Alivio, aunque solo en parte, para el bolsillo de los consumidores. Después de tres meses consecutivos creciendo a doble dígito, la inflación de septiembre se moderó al 9% desde el 10,5% de agosto, según los datos adelantados este jueves por el Instituto Nacional de Estadística (INE).

Tal y como recalcan desde la institución, se trata del mayor descenso en tasa mensual del IPC en un mes de septiembre desde el inicio de la serie histórica, en 1961. Y buena culpa de ello lo tiene el descenso de la electricidad, que tiró a la baja de los precios, así como las gasolinas y el transporte.

La vicepresidenta tercera del Gobierno y ministra para la Transición Ecológica y el Reto Demográfico, Teresa Ribera, estimó ayer que la 'excepción ibérica' ha permitido ahorrar más de 2.600 millones de euros a los consumidores eléctricos españoles, con un ahorro de 17 euros por factura al mes con respecto a lo que se habría pagado sin existir el mecanismo.

Ribera señaló que el mecanismo, que permite topar el precio del gas para la generación de electricidad, ha situado el precio medio del 'pool' desde su aplicación en los 146 euros por megavatio hora (MWh), mientras que el precio promedio de la luz para los clientes de tarifa regulada vinculados al mercado mayorista incluyendo el ajuste adicional por la 'excepción ibérica' ha sido de 267 euros/MWh, «que es un 35% por debajo de lo que pagan los franceses, un 40% menos que los italianos y 25% inferior a los alemanes», dijo.

En lo que respecta a las gasolinas, los últimos datos del Boletín Petrolero de la Unión Europea apuntan a que el precio medio de la gasolina encadenó la semana pasada su tercera semana consecutiva de descensos, tras caer un 2,3%, hasta los 1,708 euros, su nivel más bajo desde mediados de abril.

Por otro lado, la inflación subyacente, que excluye los alimentos no elaborados y los productos energéticos, también se ha reducido dos décimas tras 14 meses consecutivos de subidas, hasta el 6,2% desde el 6,4% de agosto, cuando tocó su valor más elevado desde enero de 1993.

Atentos al BCE

El descenso supone, sin duda, todo un respiro para ciudadanos, empresas y Gobierno, que han visto cómo la escalada de precios de los últimos meses se ha convertido en una auténtica pesadilla para sus presupuestos diarios.

Sin embargo, el 9% que deja el dato adelantado de septiembre es aún una cifra muy elevada.
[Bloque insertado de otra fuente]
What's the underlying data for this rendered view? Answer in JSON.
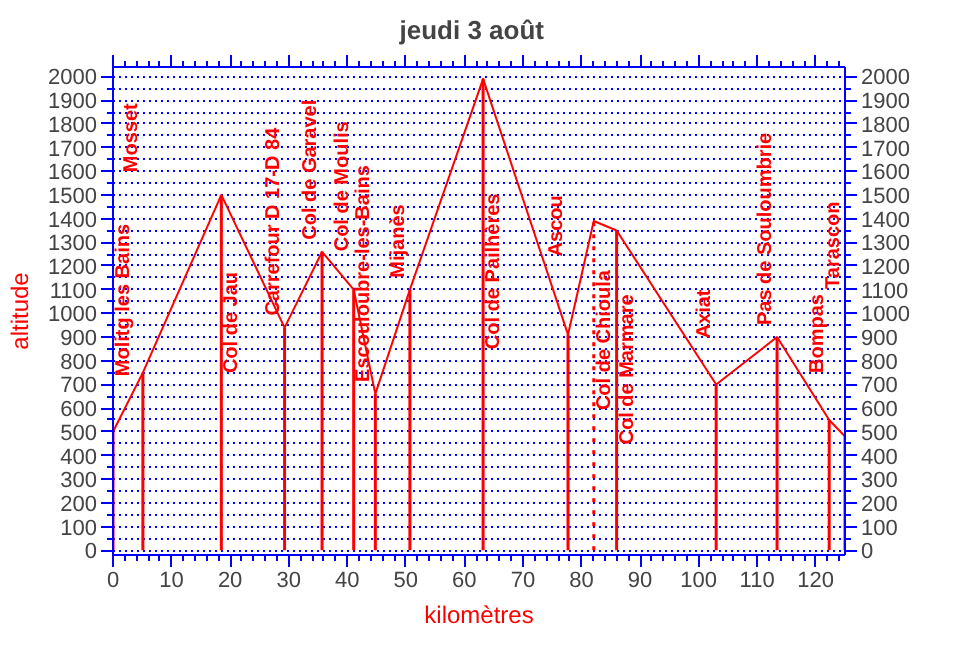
{
  "chart_data": {
    "type": "line",
    "title": "jeudi  3  août",
    "xlabel": "kilomètres",
    "ylabel": "altitude",
    "x": [
      0,
      5.1,
      18.5,
      29.3,
      35.7,
      41.1,
      44.8,
      50.7,
      63.2,
      77.7,
      82.1,
      86.0,
      103.0,
      113.4,
      122.3,
      125
    ],
    "series": [
      {
        "color": "#ff0000",
        "values": [
          500,
          750,
          1500,
          940,
          1260,
          1100,
          660,
          1100,
          1990,
          910,
          1390,
          1350,
          700,
          900,
          550,
          480
        ]
      }
    ],
    "xlim": [
      0,
      125
    ],
    "ylim": [
      -20,
      2040
    ],
    "y2lim": [
      -20,
      2040
    ],
    "xticks": [
      0,
      10,
      20,
      30,
      40,
      50,
      60,
      70,
      80,
      90,
      100,
      110,
      120,
      {
        "value": 2,
        "label": null
      },
      {
        "value": 4,
        "label": null
      },
      {
        "value": 6,
        "label": null
      },
      {
        "value": 8,
        "label": null
      },
      {
        "value": 12,
        "label": null
      },
      {
        "value": 14,
        "label": null
      },
      {
        "value": 16,
        "label": null
      },
      {
        "value": 18,
        "label": null
      },
      {
        "value": 22,
        "label": null
      },
      {
        "value": 24,
        "label": null
      },
      {
        "value": 26,
        "label": null
      },
      {
        "value": 28,
        "label": null
      },
      {
        "value": 32,
        "label": null
      },
      {
        "value": 34,
        "label": null
      },
      {
        "value": 36,
        "label": null
      },
      {
        "value": 38,
        "label": null
      },
      {
        "value": 42,
        "label": null
      },
      {
        "value": 44,
        "label": null
      },
      {
        "value": 46,
        "label": null
      },
      {
        "value": 48,
        "label": null
      },
      {
        "value": 52,
        "label": null
      },
      {
        "value": 54,
        "label": null
      },
      {
        "value": 56,
        "label": null
      },
      {
        "value": 58,
        "label": null
      },
      {
        "value": 62,
        "label": null
      },
      {
        "value": 64,
        "label": null
      },
      {
        "value": 66,
        "label": null
      },
      {
        "value": 68,
        "label": null
      },
      {
        "value": 72,
        "label": null
      },
      {
        "value": 74,
        "label": null
      },
      {
        "value": 76,
        "label": null
      },
      {
        "value": 78,
        "label": null
      },
      {
        "value": 82,
        "label": null
      },
      {
        "value": 84,
        "label": null
      },
      {
        "value": 86,
        "label": null
      },
      {
        "value": 88,
        "label": null
      },
      {
        "value": 92,
        "label": null
      },
      {
        "value": 94,
        "label": null
      },
      {
        "value": 96,
        "label": null
      },
      {
        "value": 98,
        "label": null
      },
      {
        "value": 102,
        "label": null
      },
      {
        "value": 104,
        "label": null
      },
      {
        "value": 106,
        "label": null
      },
      {
        "value": 108,
        "label": null
      },
      {
        "value": 112,
        "label": null
      },
      {
        "value": 114,
        "label": null
      },
      {
        "value": 116,
        "label": null
      },
      {
        "value": 118,
        "label": null
      },
      {
        "value": 122,
        "label": null
      },
      {
        "value": 124,
        "label": null
      }
    ],
    "yticks": [
      0,
      100,
      200,
      300,
      400,
      500,
      600,
      700,
      800,
      900,
      1000,
      1100,
      1200,
      1300,
      1400,
      1500,
      1600,
      1700,
      1800,
      1900,
      2000,
      {
        "value": 50,
        "label": null
      },
      {
        "value": 150,
        "label": null
      },
      {
        "value": 250,
        "label": null
      },
      {
        "value": 350,
        "label": null
      },
      {
        "value": 450,
        "label": null
      },
      {
        "value": 550,
        "label": null
      },
      {
        "value": 650,
        "label": null
      },
      {
        "value": 750,
        "label": null
      },
      {
        "value": 850,
        "label": null
      },
      {
        "value": 950,
        "label": null
      },
      {
        "value": 1050,
        "label": null
      },
      {
        "value": 1150,
        "label": null
      },
      {
        "value": 1250,
        "label": null
      },
      {
        "value": 1350,
        "label": null
      },
      {
        "value": 1450,
        "label": null
      },
      {
        "value": 1550,
        "label": null
      },
      {
        "value": 1650,
        "label": null
      },
      {
        "value": 1750,
        "label": null
      },
      {
        "value": 1850,
        "label": null
      },
      {
        "value": 1950,
        "label": null
      }
    ],
    "y2ticks": [
      0,
      100,
      200,
      300,
      400,
      500,
      600,
      700,
      800,
      900,
      1000,
      1100,
      1200,
      1300,
      1400,
      1500,
      1600,
      1700,
      1800,
      1900,
      2000,
      {
        "value": 50,
        "label": null
      },
      {
        "value": 150,
        "label": null
      },
      {
        "value": 250,
        "label": null
      },
      {
        "value": 350,
        "label": null
      },
      {
        "value": 450,
        "label": null
      },
      {
        "value": 550,
        "label": null
      },
      {
        "value": 650,
        "label": null
      },
      {
        "value": 750,
        "label": null
      },
      {
        "value": 850,
        "label": null
      },
      {
        "value": 950,
        "label": null
      },
      {
        "value": 1050,
        "label": null
      },
      {
        "value": 1150,
        "label": null
      },
      {
        "value": 1250,
        "label": null
      },
      {
        "value": 1350,
        "label": null
      },
      {
        "value": 1450,
        "label": null
      },
      {
        "value": 1550,
        "label": null
      },
      {
        "value": 1650,
        "label": null
      },
      {
        "value": 1750,
        "label": null
      },
      {
        "value": 1850,
        "label": null
      },
      {
        "value": 1950,
        "label": null
      }
    ],
    "grid": "y",
    "ref_lines": [
      {
        "axis": "x",
        "value": 0,
        "label": "Molitg les Bains",
        "color": "#ff0000"
      },
      {
        "axis": "x",
        "value": 5.1,
        "label": "Mosset",
        "color": "#ff0000"
      },
      {
        "axis": "x",
        "value": 18.5,
        "label": "Col de Jau",
        "color": "#ff0000"
      },
      {
        "axis": "x",
        "value": 29.3,
        "label": "Carrefour D 17-D 84",
        "color": "#ff0000"
      },
      {
        "axis": "x",
        "value": 35.7,
        "label": "Col de Garavel",
        "color": "#ff0000"
      },
      {
        "axis": "x",
        "value": 41.1,
        "label": "Col de Moulis",
        "color": "#ff0000"
      },
      {
        "axis": "x",
        "value": 44.8,
        "label": "Escouloubre-les-Bains",
        "color": "#ff0000"
      },
      {
        "axis": "x",
        "value": 50.7,
        "label": "Mijanès",
        "color": "#ff0000"
      },
      {
        "axis": "x",
        "value": 63.2,
        "label": "Col de Pailhères",
        "color": "#ff0000"
      },
      {
        "axis": "x",
        "value": 77.7,
        "label": "Ascou",
        "color": "#ff0000"
      },
      {
        "axis": "x",
        "value": 82.1,
        "label": "Col de Chioula",
        "color": "#ff0000",
        "line_style": "dotted"
      },
      {
        "axis": "x",
        "value": 86.0,
        "label": "Col de Marmare",
        "color": "#ff0000"
      },
      {
        "axis": "x",
        "value": 103.0,
        "label": "Axiat",
        "color": "#ff0000"
      },
      {
        "axis": "x",
        "value": 113.4,
        "label": "Pas de Souloumbrie",
        "color": "#ff0000"
      },
      {
        "axis": "x",
        "value": 122.3,
        "label": "Bompas",
        "color": "#ff0000"
      },
      {
        "axis": "x",
        "value": 125,
        "label": "Tarascon",
        "color": "#ff0000"
      }
    ]
  }
}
Y parece evidente que el Banco Central Europeo (BCE) está obligado a acelerar en las subidas de los tipos de interés, con la perspectiva de que el próximo movimiento al alza de la reunión de octubre alcance sea de 75 puntos básicos.

Al menos, la presidenta del organismo, Christine Lagarde, lleva semanas anticipando al mercado esta mayor agresividad en la política monetaria. El objetivo es que los movimientos no pillen por sorpresa. Ayer mismo, volvió a reiterar su mensaje de que la lucha contra la inflación es prioritaria frente a la recuperación económica.

El gran temor es que, como ya anticipaba la OCDE en un reciente informe, la escalada de precios se convierta en un problema estrutural enquistado en el largo plazo.